Until there is a little room for polite discussion from all sides, change will continue to move slowly.
There are plenty of people who support policing reform who will engage with you in an academic discussion if you're willing to be open to changing your views.
1. Does the math really show endemic racism in police or is it just a few bad apples?
Here's an article from John McWhorter, a black professor who tends to lean libertarian, where he purports that policing needs to be reformed, but that black people are not killed at a disproportionate rate compared to white people. He gives a number of reasons why black people are more likely to encounter police and why the narrative has continued, but he doesn't believe that police kill because of bigotry. He believes many of the issues come about because of poverty, and more black people are poor, proportionately.

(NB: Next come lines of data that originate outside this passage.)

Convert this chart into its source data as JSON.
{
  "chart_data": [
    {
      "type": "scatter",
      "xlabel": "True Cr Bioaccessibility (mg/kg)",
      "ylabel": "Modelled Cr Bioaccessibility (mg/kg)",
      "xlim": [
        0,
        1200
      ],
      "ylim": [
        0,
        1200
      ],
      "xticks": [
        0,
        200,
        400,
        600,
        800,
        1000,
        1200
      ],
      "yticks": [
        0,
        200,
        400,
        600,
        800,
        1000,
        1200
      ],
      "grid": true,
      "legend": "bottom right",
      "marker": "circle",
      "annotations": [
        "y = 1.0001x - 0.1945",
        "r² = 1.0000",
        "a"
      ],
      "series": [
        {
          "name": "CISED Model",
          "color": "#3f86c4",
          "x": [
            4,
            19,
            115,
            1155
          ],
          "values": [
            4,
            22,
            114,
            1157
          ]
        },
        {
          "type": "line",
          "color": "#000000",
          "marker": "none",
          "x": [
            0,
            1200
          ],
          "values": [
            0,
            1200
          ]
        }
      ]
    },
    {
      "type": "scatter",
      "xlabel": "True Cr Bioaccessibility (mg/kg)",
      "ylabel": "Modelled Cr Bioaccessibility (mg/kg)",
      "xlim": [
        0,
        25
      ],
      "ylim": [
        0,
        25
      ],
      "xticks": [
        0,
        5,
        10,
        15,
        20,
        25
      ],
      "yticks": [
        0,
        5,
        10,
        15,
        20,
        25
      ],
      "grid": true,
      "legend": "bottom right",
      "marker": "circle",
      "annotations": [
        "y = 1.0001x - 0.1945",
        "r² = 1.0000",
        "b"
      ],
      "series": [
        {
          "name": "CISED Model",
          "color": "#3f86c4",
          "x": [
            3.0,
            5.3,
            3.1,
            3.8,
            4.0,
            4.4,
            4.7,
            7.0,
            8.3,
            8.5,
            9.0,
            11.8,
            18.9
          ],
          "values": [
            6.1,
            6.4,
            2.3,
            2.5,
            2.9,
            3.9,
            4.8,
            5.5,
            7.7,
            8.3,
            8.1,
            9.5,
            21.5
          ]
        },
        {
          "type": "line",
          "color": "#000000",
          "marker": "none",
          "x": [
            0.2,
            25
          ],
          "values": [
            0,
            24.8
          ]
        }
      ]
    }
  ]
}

https://quillette.com/2020/06/11/racist-police-violence-reconsidered/
2. The fast majority of these people wouldn't have encountered the police if they weren't doing something illegal.
Tim Scott, a black Republican senator, gave a speech a few years ago about the number of times he's been pulled over for driving too nice of a car. There are plenty of stories from black millionaires who said they were pulled over for "not looking like they belong there." There was a Louis Vuitton designer who was stopped and frisked because they didn't think he looked like the kind of person who should be carrying a LV shopping bag. Obviously these are all anecdotal examples, but the statistics also show that black people are profiled at a much higher rate.
https://www.cnn.com/2016/07/13/politics/tim-scott-police-racial-profiling/index.html
https://www.nber.org/papers/w26774
https://www.nature.com/articles/s41562-020-0858-1
https://www.usnews.com/news/best-st...fornia-cops-more-likely-to-stop-black-drivers
And most black people will gladly say that things are better than before, but that doesn't mean it shouldn't continue to improve.